In a face-centred cubic (fcc) lattice, atom A occupies all corner lattice positions and atom B occupies all face-centred lattice positions. If exactly one B atom is missing from one of the face centres, what is the simplest formula of the resulting crystalline solid?

Introduction / Context:
This question tests your understanding of solid state chemistry, specifically how to determine the empirical formula of an ionic or atomic solid from occupancy of lattice points in a face centred cubic (fcc) crystal. In such questions, it is essential to understand how many atoms from corners, edges, faces and body centres actually belong to a single unit cell. Here, atom A sits at all corners, atom B sits at all face centres, and one B atom is missing from one of the face centres. You are asked to convert these occupancy details into a simplest whole number formula of the type A x B y for the solid.

Given Data / Assumptions:

• The lattice is face centred cubic (fcc).
• Atom A occupies all eight corner lattice positions of the cubic unit cell.
• Atom B occupies all six face centred positions in the ideal case.
• Exactly one face centre is vacant, so there are B atoms only on five faces.
• We assume a perfect infinite crystal in which each unit cell is identical apart from this systematic missing B per cell.

Concept / Approach:
In crystallography, each lattice point can be shared by neighbouring unit cells. Corner atoms are shared by eight cells, so each corner contributes only one eighth to a given cell. Face centred atoms are shared by two neighbouring cells, so each face atom contributes one half to one unit cell. The basic strategy is to calculate the effective number of A and B atoms per unit cell using these fractions, then simplify the ratio to the smallest whole numbers. This ratio gives the empirical formula A x B y of the crystalline solid.

Step-by-Step Solution:
Step 1: Count the number of A atoms at corners. There are 8 corners, each shared by 8 cells, so effective A atoms per cell = 8 * (1/8) = 1. Step 2: In a normal fcc cell, there are 6 faces and thus 6 face centred atoms. Each face centred atom is shared between 2 unit cells, so normally B atoms per cell = 6 * (1/2) = 3. Step 3: The question states that one face centred B is missing. So there are B atoms only at 5 faces instead of 6. Step 4: Effective number of B atoms per cell = 5 * (1/2) = 2.5. Step 5: Now the ratio of A:B in the crystal is 1 : 2.5. Step 6: To convert 1 : 2.5 into whole numbers, multiply both by 2 to get 2 : 5. Step 7: Hence the empirical formula of the solid is A2B5.

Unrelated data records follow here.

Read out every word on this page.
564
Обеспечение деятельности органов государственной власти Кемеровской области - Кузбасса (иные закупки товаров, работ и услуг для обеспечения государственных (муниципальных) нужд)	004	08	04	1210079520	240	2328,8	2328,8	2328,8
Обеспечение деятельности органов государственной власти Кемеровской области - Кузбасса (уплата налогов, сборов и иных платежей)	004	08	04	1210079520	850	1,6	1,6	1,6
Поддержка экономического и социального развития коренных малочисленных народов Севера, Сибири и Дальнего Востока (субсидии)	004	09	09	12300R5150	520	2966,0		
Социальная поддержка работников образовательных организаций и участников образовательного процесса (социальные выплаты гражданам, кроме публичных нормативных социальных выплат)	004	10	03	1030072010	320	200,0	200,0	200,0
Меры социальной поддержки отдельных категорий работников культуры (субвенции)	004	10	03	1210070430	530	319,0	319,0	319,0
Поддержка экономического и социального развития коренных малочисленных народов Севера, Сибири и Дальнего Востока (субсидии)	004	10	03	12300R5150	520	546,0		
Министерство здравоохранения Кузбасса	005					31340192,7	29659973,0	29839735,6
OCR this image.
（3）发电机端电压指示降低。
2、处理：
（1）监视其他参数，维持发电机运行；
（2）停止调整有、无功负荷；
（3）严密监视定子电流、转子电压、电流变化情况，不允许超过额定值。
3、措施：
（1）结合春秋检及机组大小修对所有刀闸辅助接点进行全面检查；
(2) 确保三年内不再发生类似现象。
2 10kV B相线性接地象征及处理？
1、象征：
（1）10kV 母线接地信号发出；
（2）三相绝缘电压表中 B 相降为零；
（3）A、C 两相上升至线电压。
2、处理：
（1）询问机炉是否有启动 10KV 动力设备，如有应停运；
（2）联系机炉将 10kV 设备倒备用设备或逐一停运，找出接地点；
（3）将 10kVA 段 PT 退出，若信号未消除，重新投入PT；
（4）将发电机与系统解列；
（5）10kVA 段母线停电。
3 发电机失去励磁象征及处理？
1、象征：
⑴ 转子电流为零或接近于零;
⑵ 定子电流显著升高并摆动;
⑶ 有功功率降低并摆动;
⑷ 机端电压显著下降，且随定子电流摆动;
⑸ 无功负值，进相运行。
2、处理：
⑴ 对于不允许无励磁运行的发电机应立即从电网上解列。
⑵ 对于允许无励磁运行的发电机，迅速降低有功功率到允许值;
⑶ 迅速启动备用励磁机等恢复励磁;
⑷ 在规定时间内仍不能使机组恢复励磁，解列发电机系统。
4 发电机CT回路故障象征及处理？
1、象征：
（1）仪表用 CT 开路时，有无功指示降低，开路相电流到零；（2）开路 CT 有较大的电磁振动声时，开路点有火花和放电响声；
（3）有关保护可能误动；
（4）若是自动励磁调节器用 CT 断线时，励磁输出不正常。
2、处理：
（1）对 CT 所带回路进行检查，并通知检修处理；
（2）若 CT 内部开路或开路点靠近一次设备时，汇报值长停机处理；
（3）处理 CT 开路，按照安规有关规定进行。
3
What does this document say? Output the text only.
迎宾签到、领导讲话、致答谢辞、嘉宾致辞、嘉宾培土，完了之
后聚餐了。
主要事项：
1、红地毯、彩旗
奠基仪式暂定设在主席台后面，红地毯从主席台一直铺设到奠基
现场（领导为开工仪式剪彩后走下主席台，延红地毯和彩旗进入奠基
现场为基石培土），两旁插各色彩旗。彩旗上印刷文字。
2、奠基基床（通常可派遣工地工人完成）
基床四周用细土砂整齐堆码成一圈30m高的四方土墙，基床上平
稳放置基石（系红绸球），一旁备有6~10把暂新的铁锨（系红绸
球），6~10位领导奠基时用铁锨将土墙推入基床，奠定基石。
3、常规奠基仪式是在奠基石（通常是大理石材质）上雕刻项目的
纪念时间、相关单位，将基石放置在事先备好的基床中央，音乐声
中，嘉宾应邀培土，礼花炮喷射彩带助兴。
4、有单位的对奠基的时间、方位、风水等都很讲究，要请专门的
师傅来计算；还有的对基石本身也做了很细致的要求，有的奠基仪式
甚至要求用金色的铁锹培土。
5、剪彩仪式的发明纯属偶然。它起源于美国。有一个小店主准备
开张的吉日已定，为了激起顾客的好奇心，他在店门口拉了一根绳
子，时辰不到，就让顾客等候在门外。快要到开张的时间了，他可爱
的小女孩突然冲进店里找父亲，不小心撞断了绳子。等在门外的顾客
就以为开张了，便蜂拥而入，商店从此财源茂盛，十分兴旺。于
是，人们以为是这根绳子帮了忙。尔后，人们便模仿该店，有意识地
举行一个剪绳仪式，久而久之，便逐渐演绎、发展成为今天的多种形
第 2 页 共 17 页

Verification / Alternative check:
You can verify the result by reversing the process. Start with A2B5 per formula unit. For every 2 A atoms and 5 B atoms, normalising to one A atom gives 1 A and 2.5 B atoms. This matches the effective atoms per unit cell that we calculated directly from the lattice positions. Because no simpler whole number ratio exists than 2:5, A2B5 must be the correct empirical formula. This confirms that the approach of counting fractional contributions from corners and faces is consistent.

Why Other Options Are Wrong:
Option A2B3 would correspond to a B count of 1.5 per A, which does not match the calculated 2.5 B per A. A3B2 implies B is less abundant than A, contradicting the fact that there are more B atoms than A atoms in the unit cell. A3B4 gives a ratio B:A of 4:3 (about 1.33), again not matching the required 2.5:1. Therefore these alternative formulas do not reflect the actual occupancy of lattice points in the given fcc structure.

Common Pitfalls:
Many students forget that corner and face atoms are shared between multiple unit cells and incorrectly count them as one full atom per position. Another common error is to ignore the missing face centred B atom and assume 6 B atoms at faces, which would lead to a formula A1B3 instead of A2B5. Some also forget to convert fractional numbers into the simplest whole number ratio, leaving answers like A1B2.5. Always compute effective atoms per cell using sharing fractions, then simplify to whole numbers to get the final formula.

Final Answer:
The correct empirical formula of the crystalline solid is A2B5.